他兴致勃勃,津津有味地想象了一下,“你喜欢裙子吗,我可以给你一条裙子,这样你在炭火上跳舞时会变得格外动人——哦,是的,”他拍了拍手:“为了避免出现什么让人不愉快的纰漏,我还得在你身上动动刀子,放心,保证干净利落,完美无瑕,就像南方岛屿上的领主对那些漂亮的小男孩做的事儿那样。真可惜你很快就要死了,不然还能去瞧瞧他们的后宫,服侍他们的妻子和女儿呢。”
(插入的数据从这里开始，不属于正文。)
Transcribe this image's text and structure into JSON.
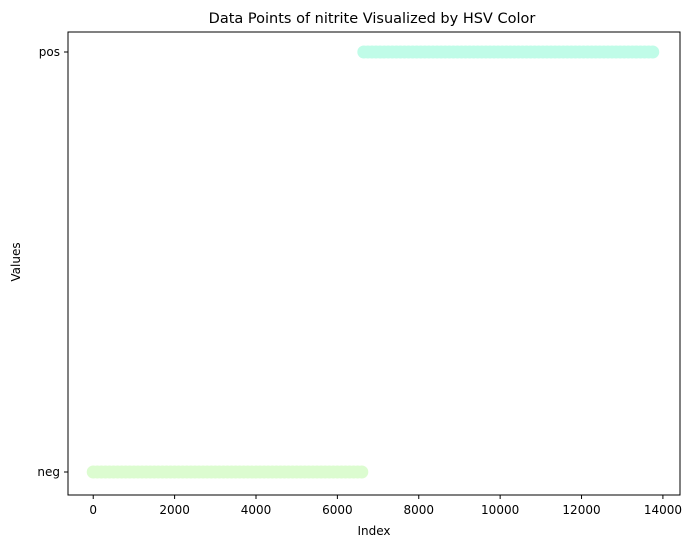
{
  "chart_data": {
    "type": "scatter",
    "title": "Data Points of nitrite Visualized by HSV Color",
    "xlabel": "Index",
    "ylabel": "Values",
    "xlim": [
      -620,
      14420
    ],
    "x_ticks": [
      0,
      2000,
      4000,
      6000,
      8000,
      10000,
      12000,
      14000
    ],
    "x_tick_labels": [
      "0",
      "2000",
      "4000",
      "6000",
      "8000",
      "10000",
      "12000",
      "14000"
    ],
    "y_categories": [
      "neg",
      "pos"
    ],
    "grid": false,
    "series": [
      {
        "category": "neg",
        "x_start": 0,
        "x_end": 6650,
        "color": "#dcfcd0"
      },
      {
        "category": "pos",
        "x_start": 6650,
        "x_end": 13800,
        "color": "#c0fce8"
      }
    ]
  }
}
伯德温迫使自己集中精神,他受过伤,几次都曾经险些死去,但如今他面对的是最可怕与最卑鄙的敌人,他没有武器,也没有力量——没有朋友,也没有愿意庇护他的人,泰尔的光辉不在落到他的身上——他能够感觉到,曾经充沛在他体内的,那些光明、炽热的力量都已经消失了,它们带来的裨益也在缓慢地流走,他像是落入了魔鬼的手掌里,听不见,也看不到。
他断断续续地祈祷,毫无作用。
***
梅蜜蜷缩在阴湿的房间一角,这是整个地牢中最好的一间了,很少老鼠,很多虫,但虫子只会让你起脓疱,那些犹如狗和猫大小的老鼠会啃掉你的耳朵和脚趾。
她看向她的对面,那里摆着一口挺奇怪的箱子,箱子是铁质的,十分粗糙,缝隙里浇着铅,只在上面有几个透气的孔洞。